Understanding the Hydra Switches - Schematic Analysis

airbud

Well-known member
Found this schematic of the Hydra circuit in the forum, and I'm trying to understand how the switches work in tandem with the FV1. Pins 16, 17 and 18 (S0, S1 and S2 respectively) are connected to three of the switches, one each. The pinouts refer to these as related to program selection, so I'm imagining that when the heads are turned on or off it's actually a different program on the EEPROM. I've been wondering how 1P8T switches work for these FV1 circuits as well, but admittedly haven't checked out a schematic of one yet (guess I'll go check this out later on today).

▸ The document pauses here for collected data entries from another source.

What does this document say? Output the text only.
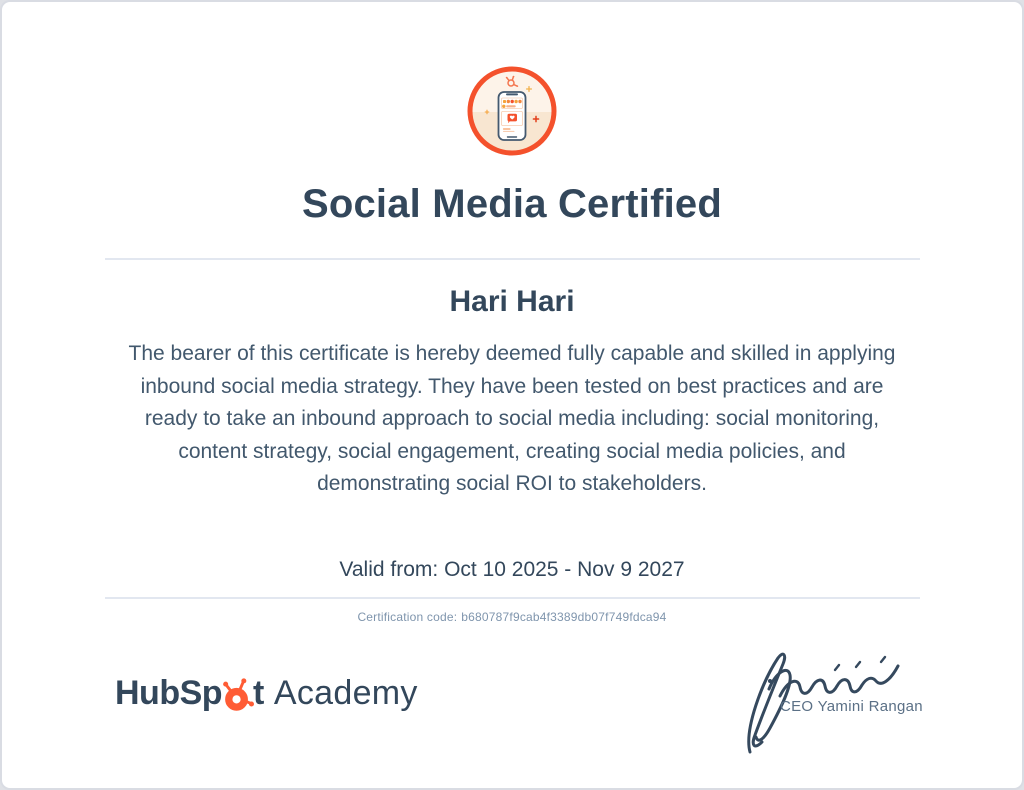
Social Media Certified
Hari Hari

The bearer of this certificate is hereby deemed fully capable and skilled in applying inbound social media strategy. They have been tested on best practices and are ready to take an inbound approach to social media including: social monitoring, content strategy, social engagement, creating social media policies, and demonstrating social ROI to stakeholders.

Valid from: Oct 10 2025 - Nov 9 2027

Certification code: b680787f9cab4f3389db07f749fdca94

HubSp t Academy	CEO Yamini Rangan
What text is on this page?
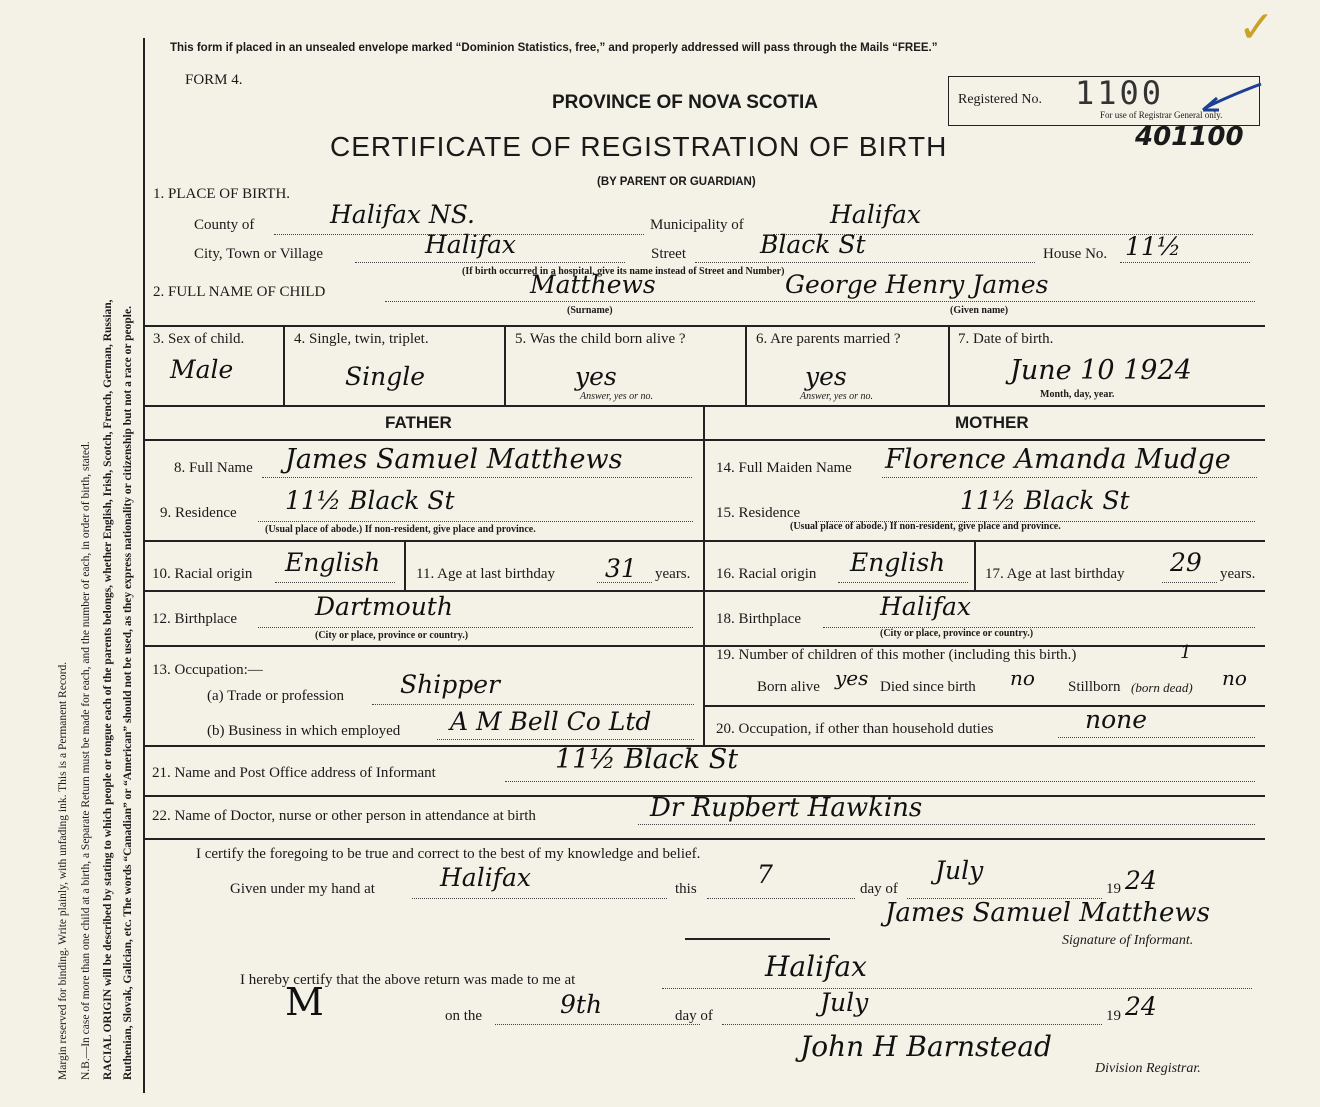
Margin reserved for binding. Write plainly, with unfading ink. This is a Permanent Record. N.B.—In case of more than one child at a birth, a Separate Return must be made for each, and the number of each, in order of birth, stated. RACIAL ORIGIN will be described by stating to which people or tongue each of the parents belongs, whether English, Irish, Scotch, French, German, Russian, Ruthenian, Slovak, Galician, etc. The words “Canadian” or “American” should not be used, as they express nationality or citizenship but not a race or people.
This form if placed in an unsealed envelope marked “Dominion Statistics, free,” and properly addressed will pass through the Mails “FREE.”
FORM 4.
PROVINCE OF NOVA SCOTIA
CERTIFICATE OF REGISTRATION OF BIRTH
(BY PARENT OR GUARDIAN)
Registered No. 1100
For use of Registrar General only.
401100
✓
1. PLACE OF BIRTH.
County of	Halifax NS.	Municipality of	Halifax
City, Town or Village	Halifax	Street	Black St	House No. 11½
(If birth occurred in a hospital, give its name instead of Street and Number)
2. FULL NAME OF CHILD	Matthews
(Surname)
George Henry James
(Given name)
3. Sex of child.
Male
4. Single, twin, triplet.
Single
5. Was the child born alive ?
yes
Answer, yes or no.
6. Are parents married ?
yes
Answer, yes or no.
7. Date of birth.
June 10 1924
Month, day, year.
FATHER	MOTHER
8. Full Name James Samuel Matthews
9. Residence 11½ Black St
(Usual place of abode.) If non-resident, give place and province.
10. Racial origin English 11. Age at last birthday 31 years.
12. Birthplace	Dartmouth
(City or place, province or country.)
13. Occupation:—
(a) Trade or profession Shipper
(b) Business in which employed A M Bell Co Ltd
14. Full Maiden Name Florence Amanda Mudge
15. Residence	11½ Black St
(Usual place of abode.) If non-resident, give place and province.
16. Racial origin English	17. Age at last birthday 29 years.
18. Birthplace	Halifax
(City or place, province or country.)
19. Number of children of this mother (including this birth.)	1
Born alive yes Died since birth no Stillborn (born dead) no
20. Occupation, if other than household duties	none
21. Name and Post Office address of Informant	11½ Black St
22. Name of Doctor, nurse or other person in attendance at birth	Dr Rupbert Hawkins
I certify the foregoing to be true and correct to the best of my knowledge and belief.
Given under my hand at	Halifax	this 7	day of
July
19 24
James Samuel Matthews
Signature of Informant.
I hereby certify that the above return was made to me at	Halifax
M	on the	9th	day of	July	19 24
John H Barnstead
Division Registrar.
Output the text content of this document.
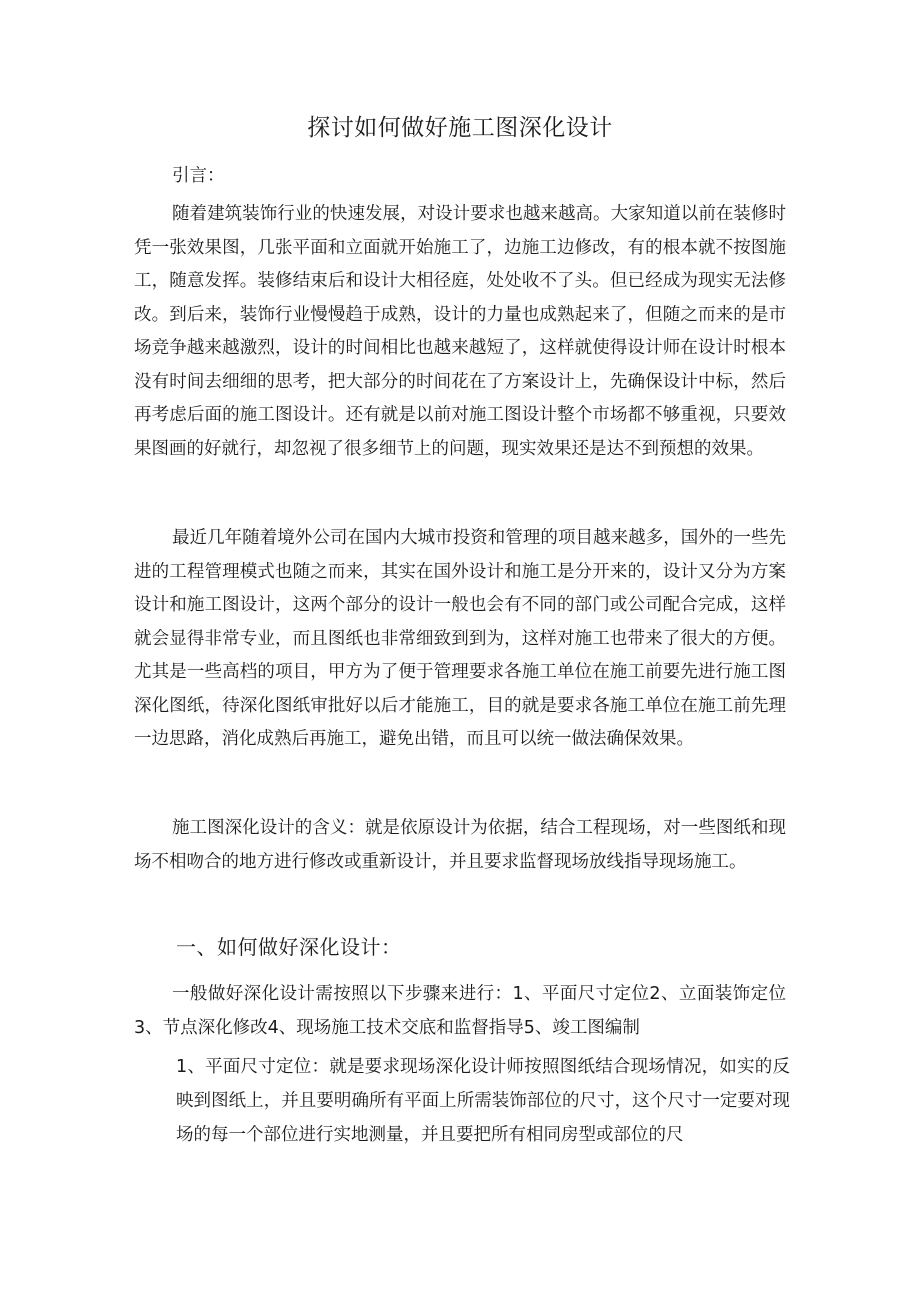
探讨如何做好施工图深化设计
引言：

随着建筑装饰行业的快速发展，对设计要求也越来越高。大家知道以前在装修时凭一张效果图，几张平面和立面就开始施工了，边施工边修改，有的根本就不按图施工，随意发挥。装修结束后和设计大相径庭，处处收不了头。但已经成为现实无法修改。到后来，装饰行业慢慢趋于成熟，设计的力量也成熟起来了，但随之而来的是市场竞争越来越激烈，设计的时间相比也越来越短了，这样就使得设计师在设计时根本没有时间去细细的思考，把大部分的时间花在了方案设计上，先确保设计中标，然后再考虑后面的施工图设计。还有就是以前对施工图设计整个市场都不够重视，只要效果图画的好就行，却忽视了很多细节上的问题，现实效果还是达不到预想的效果。

最近几年随着境外公司在国内大城市投资和管理的项目越来越多，国外的一些先进的工程管理模式也随之而来，其实在国外设计和施工是分开来的，设计又分为方案设计和施工图设计，这两个部分的设计一般也会有不同的部门或公司配合完成，这样就会显得非常专业，而且图纸也非常细致到到为，这样对施工也带来了很大的方便。尤其是一些高档的项目，甲方为了便于管理要求各施工单位在施工前要先进行施工图深化图纸，待深化图纸审批好以后才能施工，目的就是要求各施工单位在施工前先理一边思路，消化成熟后再施工，避免出错，而且可以统一做法确保效果。

施工图深化设计的含义：就是依原设计为依据，结合工程现场，对一些图纸和现场不相吻合的地方进行修改或重新设计，并且要求监督现场放线指导现场施工。

一、如何做好深化设计：

一般做好深化设计需按照以下步骤来进行：1、平面尺寸定位2、立面装饰定位3、节点深化修改4、现场施工技术交底和监督指导5、竣工图编制

1、平面尺寸定位：就是要求现场深化设计师按照图纸结合现场情况，如实的反映到图纸上，并且要明确所有平面上所需装饰部位的尺寸，这个尺寸一定要对现场的每一个部位进行实地测量，并且要把所有相同房型或部位的尺
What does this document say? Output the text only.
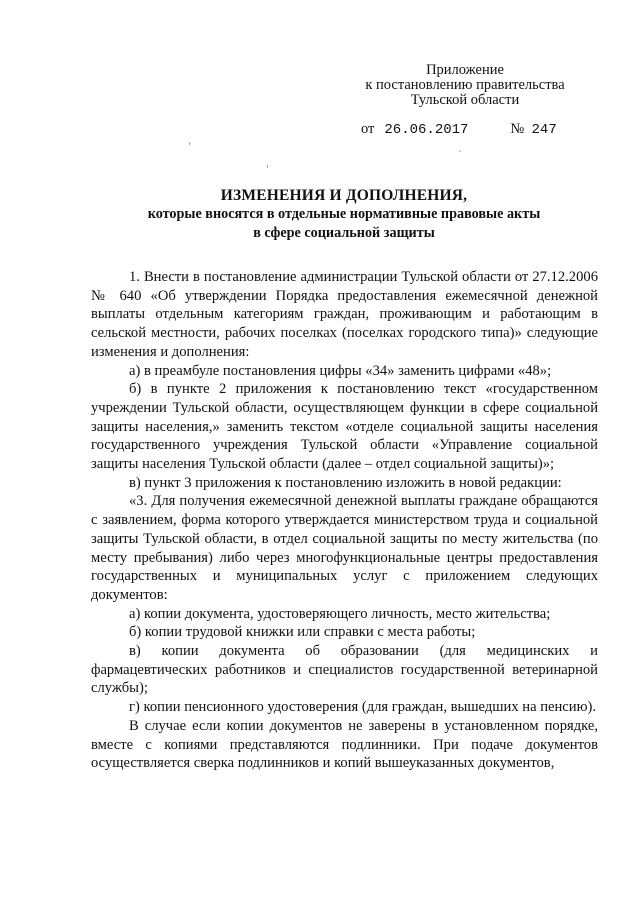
Приложение
к постановлению правительства
Тульской области
от 26.06.2017	№ 247
,
ˋ
'
ИЗМЕНЕНИЯ И ДОПОЛНЕНИЯ,
которые вносятся в отдельные нормативные правовые акты
в сфере социальной защиты

1. Внести в постановление администрации Тульской области от 27.12.2006 № 640 «Об утверждении Порядка предоставления ежемесячной денежной выплаты отдельным категориям граждан, проживающим и работающим в сельской местности, рабочих поселках (поселках городского типа)» следующие изменения и дополнения:

а) в преамбуле постановления цифры «34» заменить цифрами «48»;

б) в пункте 2 приложения к постановлению текст «государственном учреждении Тульской области, осуществляющем функции в сфере социальной защиты населения,» заменить текстом «отделе социальной защиты населения государственного учреждения Тульской области «Управление социальной защиты населения Тульской области (далее – отдел социальной защиты)»;

в) пункт 3 приложения к постановлению изложить в новой редакции:

«3. Для получения ежемесячной денежной выплаты граждане обращаются с заявлением, форма которого утверждается министерством труда и социальной защиты Тульской области, в отдел социальной защиты по месту жительства (по месту пребывания) либо через многофункциональные центры предоставления государственных и муниципальных услуг с приложением следующих документов:

а) копии документа, удостоверяющего личность, место жительства;

б) копии трудовой книжки или справки с места работы;

в) копии документа об образовании (для медицинских и фармацевтических работников и специалистов государственной ветеринарной службы);

г) копии пенсионного удостоверения (для граждан, вышедших на пенсию).

В случае если копии документов не заверены в установленном порядке, вместе с копиями представляются подлинники. При подаче документов осуществляется сверка подлинников и копий вышеуказанных документов,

More of a discussion question than a specific one, but as I finish the dev board I'm working to gain a better understanding of designing around the FV1. Maybe "how does one integrate switches and other non-pot controls into an FV1 design?"

Thanks in advance for any thoughts!

Unconfirmed Hydra Schematic
1714565938868.png

FV1 Pinout
1714566077891.png
 
S0, S1, and S2 set a binary value to select one of the eight FV-1 programs.

0, 0, 0 = Program 0
0, 0, 1 = Program 1
0, 1, 0 = Program 2
0, 1, 1 = Program 3
1, 0, 0 = Program 4
1, 0, 1 = Program 5
1, 1, 0 = Program 6
1, 1, 1 = Program 7

0 meaning LOW, or 0V / GND
1 meaning HIGH, or 3.3V


In the Hydra each of the combinations of playback heads is a separate program, with one exception... the fourth head switch.

Since the FV-1 only supports eight programs (and three program select switches) there had to be a workaround to get that fourth head switch functional. Each of the eight programs / combinations also includes the fourth head as part of their algorithm. The fourth toggle switch is connected to one of the potentiometer inputs and behaves as an "all or nothing" volume control for the fourth head. It's always active in every combination, but when the switch is off the volume for that tap is at minimum.

The FV-1 projects here that utilize the 1P8T rotary switch use a matrix of diodes so that the proper combination of S0, S1, S2 is pulled high or low to correspond to the position of the rotary switch. There are cleaner ways of doing it using a microcontroller or BCD counter IC, but I felt like using common every day diodes would make parts sourcing easier.
 
S0, S1, and S2 set a binary value to select one of the eight FV-1 programs.

0, 0, 0 = Program 0
0, 0, 1 = Program 1
0, 1, 0 = Program 2
0, 1, 1 = Program 3
1, 0, 0 = Program 4
1, 0, 1 = Program 5
1, 1, 0 = Program 6
1, 1, 1 = Program 7

0 meaning LOW, or 0V / GND
1 meaning HIGH, or 3.3V


In the Hydra each of the combinations of playback heads is a separate program, with one exception... the fourth head switch.

Since the FV-1 only supports eight programs (and three program select switches) there had to be a workaround to get that fourth head switch functional. Each of the eight programs / combinations also includes the fourth head as part of their algorithm. The fourth toggle switch is connected to one of the potentiometer inputs and behaves as an "all or nothing" volume control for the fourth head. It's always active in every combination, but when the switch is off the volume for that tap is at minimum.

The FV-1 projects here that utilize the 1P8T rotary switch use a matrix of diodes so that the proper combination of S0, S1, S2 is pulled high or low to correspond to the position of the rotary switch. There are cleaner ways of doing it using a microcontroller or BCD counter IC, but I felt like using common every day diodes would make parts sourcing easier.
thanks Robert!!! this is exactly the answer i needed. i saw that one switch was set up differently and was wondering how that was working, nice workaround!

i remember seeing that diode setup, this makes so much more sense now! excited to mess around with programming my own algorithms.